Tuesday 20 March 2012

Heartlessness, and Why I Don't See it as Bad

Heartless is something I'm sometimes called by insensitive fools with closed minds. This is because (surprise!) the world is full of insensitive fools with closed minds. Radical views are often simply dismissed as crazy or terrible, simply because people like their own views and don't like to venture out of their comfort zones.
   Allow me to explain.

It has long been an obsession of mine to find a definitive solution to the growing global crisis of overpopulation. With seven billion people already occupying the planet, it is only logical to assume that in the near future, the population figures will cross a line and resources will be limited. The trick with overpopulation is to keep the numbers below that line. But I digress.
   Running at a parallel to my overpopulation obsessions is my 'Why do we care so much?' string, which basically stands for itself - Why is it that we care so much about singular human lives, and why is it that we proceed to attempt to save people all the time?
   This has always been a controversial topic for conversation, especially with certain people who like a conflict or are simply grumpy. I find that people dislike leaving their comfort zones - it is akin to stepping from a warm house out into a cold, winter's night in many ways - and this causes problems. But I digress.
   The day was a Thursday (an unfailingly mundane day, in my humble opinion), and it was but a young day at the time, too - the hour hand had not yet passed nine in the morning - when I brought up the subject of how I hate speed bumps. I decided to step out there and say what I was thinking, which was, at the time, that slowing down cars aids no benefit to the human race.
   Slowing down cars is, if you believe the council, a good use for our money. People get knocked down by speeding cars all the time, and it's supposedly our proper place to make sure it doesn't continue to happen. The truth is that it is a burden to the human race. Keeping more people alive a) decreases the likelihood of survival for certain others b) puts a further drain on already limited resources and c) if they aren't going to look before they leap, who are we to save them? It's natural selection, I tell you. If they aren't nimble enough, fast enough, or aren't intelligent enough to look out for traffic and avoid it, they needn't contribute to future generation's gene pools. Simple.
   Of course, when I argue I argue hard and well, and expect a good show, but this was Evil who I was arguing with, so she simply turned on her heel and said: "You heartless soul."

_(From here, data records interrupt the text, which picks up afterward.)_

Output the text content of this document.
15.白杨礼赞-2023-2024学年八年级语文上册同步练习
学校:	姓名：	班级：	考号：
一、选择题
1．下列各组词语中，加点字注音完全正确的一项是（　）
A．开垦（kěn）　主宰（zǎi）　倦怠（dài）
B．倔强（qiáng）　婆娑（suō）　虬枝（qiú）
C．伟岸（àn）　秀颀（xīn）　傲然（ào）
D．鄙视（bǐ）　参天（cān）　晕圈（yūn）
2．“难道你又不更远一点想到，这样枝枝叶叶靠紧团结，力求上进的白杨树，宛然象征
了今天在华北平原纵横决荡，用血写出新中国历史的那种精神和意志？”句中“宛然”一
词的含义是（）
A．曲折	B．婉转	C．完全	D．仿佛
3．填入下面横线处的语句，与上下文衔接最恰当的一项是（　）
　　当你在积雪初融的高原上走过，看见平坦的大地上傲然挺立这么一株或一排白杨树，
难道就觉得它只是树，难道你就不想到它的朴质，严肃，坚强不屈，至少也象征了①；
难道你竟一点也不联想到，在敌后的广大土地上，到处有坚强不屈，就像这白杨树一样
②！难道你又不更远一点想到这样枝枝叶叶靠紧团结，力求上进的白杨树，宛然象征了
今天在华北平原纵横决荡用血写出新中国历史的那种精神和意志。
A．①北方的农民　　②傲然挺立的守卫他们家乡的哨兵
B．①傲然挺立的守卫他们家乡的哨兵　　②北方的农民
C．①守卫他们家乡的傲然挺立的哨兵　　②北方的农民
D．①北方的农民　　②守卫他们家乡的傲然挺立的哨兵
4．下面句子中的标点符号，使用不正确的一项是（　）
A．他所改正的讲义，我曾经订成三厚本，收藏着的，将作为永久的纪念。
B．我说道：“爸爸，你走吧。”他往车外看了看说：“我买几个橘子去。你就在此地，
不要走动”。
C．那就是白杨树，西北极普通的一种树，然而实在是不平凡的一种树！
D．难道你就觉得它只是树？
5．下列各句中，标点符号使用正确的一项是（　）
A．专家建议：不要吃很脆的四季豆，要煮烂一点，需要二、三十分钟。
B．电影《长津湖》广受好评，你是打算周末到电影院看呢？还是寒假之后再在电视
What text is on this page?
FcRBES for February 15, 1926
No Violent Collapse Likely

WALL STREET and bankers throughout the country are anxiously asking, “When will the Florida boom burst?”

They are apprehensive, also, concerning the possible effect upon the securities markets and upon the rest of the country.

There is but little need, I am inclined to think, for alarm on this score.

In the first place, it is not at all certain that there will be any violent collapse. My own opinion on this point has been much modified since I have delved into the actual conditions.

I appear to be disinclined to agree with my friend and co-worker in this particular area. As people who know me know quite well, I am not heartless, simply forwards and uncompromising in my views. As Sun Tzu once said in his famous work 'The Art of War':
"There are... dangerous faults which may affect a general: ...over-solicitude... which exposes him to worry and trouble."
(Over-solicitude, of course, means to be overly concerned about something or other. Just saying.)
   Of course I am not a general, but this quote, as any seasoned person should well know, is quite true. If we were all to worry about the state of the world as it is, then none of us would get any sleep at night. Therefore it is necessary for humans to have a certain 'heartlessness' to them.
   Maybe I'm just a cold human being, but I believe otherwise. A lack of care for certain issues does not betray a soulless human, rather it defines one who is but a normal person. Just because I disagree over the relative benefits of speed bumps doesn't make me a harsh or horrible person; quite the opposite: Being able to look at both sides of the argument and then actually pipe up for the lesser is in many ways a challenge to be relished.
   As it is, I am not heartless and cold. I simply keep a broad and open mind. Can you say the same?